If Houghton is still referring to Alfred Rosenberg's diary, it is a diary and not "propaganda". Properly used, the document might offer an additional piece of an insight into the life and mind of the author of the Der Mythus des 20. Jahrhunderts but cannot be treated only as a source for the 'Holocaust' (any more than it can be used just as a source for die besetzten Ostgebiete which Rosenberg headed for a while). Such a document has potential to elicit information useful for a wide range of research interests than the ones that seem to have captured the US imagination, but only if seen in the context of other surviving documentation. This is not just another trophy to add to a growing collection to earn bragging rights.

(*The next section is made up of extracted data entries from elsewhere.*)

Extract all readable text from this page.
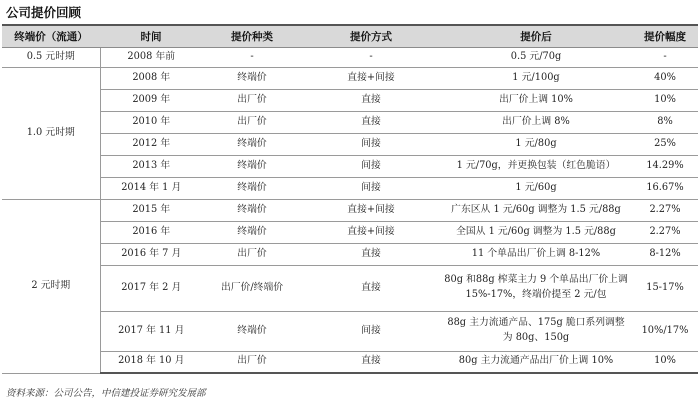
公司提价回顾
终端价（流通）	时间	提价种类	提价方式	提价后	提价幅度
0.5 元时期	2008 年前	-	-	0.5 元/70g	-
1.0 元时期	2008 年	终端价	直接+间接	1 元/100g	40%
	2009 年	出厂价	直接	出厂价上调 10%	10%
	2010 年	出厂价	直接	出厂价上调 8%	8%
	2012 年	终端价	间接	1 元/80g	25%
	2013 年	终端价	间接	1 元/70g，并更换包装（红色脆语）	14.29%
	2014 年 1 月	终端价	间接	1 元/60g	16.67%
2 元时期	2015 年	终端价	直接+间接	广东区从 1 元/60g 调整为 1.5 元/88g	2.27%
	2016 年	终端价	直接+间接	全国从 1 元/60g 调整为 1.5 元/88g	2.27%
	2016 年 7 月	出厂价	直接	11 个单品出厂价上调 8-12%	8-12%
	2017 年 2 月	出厂价/终端价	直接	80g 和88g 榨菜主力 9 个单品出厂价上调 15%-17%，终端价提至 2 元/包	15-17%
	2017 年 11 月	终端价	间接	88g 主力流通产品、175g 脆口系列调整为 80g、150g	10%/17%
	2018 年 10 月	出厂价	直接	80g 主力流通产品出厂价上调 10%	10%
资料来源：公司公告，中信建投证券研究发展部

Mr Houghton treating it as "Amerca's-by-right-war-booty" apparently wants to make it difficult for a German from Wuppertal, or a Pole from Obórniki Śląskie (Obernigk) or a Japanese student from Otsu to get to understand the documents of the history of their own country by making sure that the most important, or maybe even the bulk, of them are kept well away from them half-way around the world in America. Like they did with Iraqi archives when they invaded there. I really think the place for important documents illuminating what happened in Germany in 1933-45 is to have them back in Germany where they can be seen in the context of the other documents that the invaders left. Why should the US, seventy years on, still cast themselves in the role of gatekeeper to central European history? The very idea!

1 comment:

Paul Barford said...

David Keys, 'Nazi war criminals got away with atrocities because of evidence hidden in UK and US archives', Independent Saturday 01 June 2013  

The value of keeping documentation in the US and UK? When the German authorities received the information in the thousands of pages of documentation describing atrocities carried out in both Eastern and Western Europe, and began acting on them, it turned out that the culprits had left this world.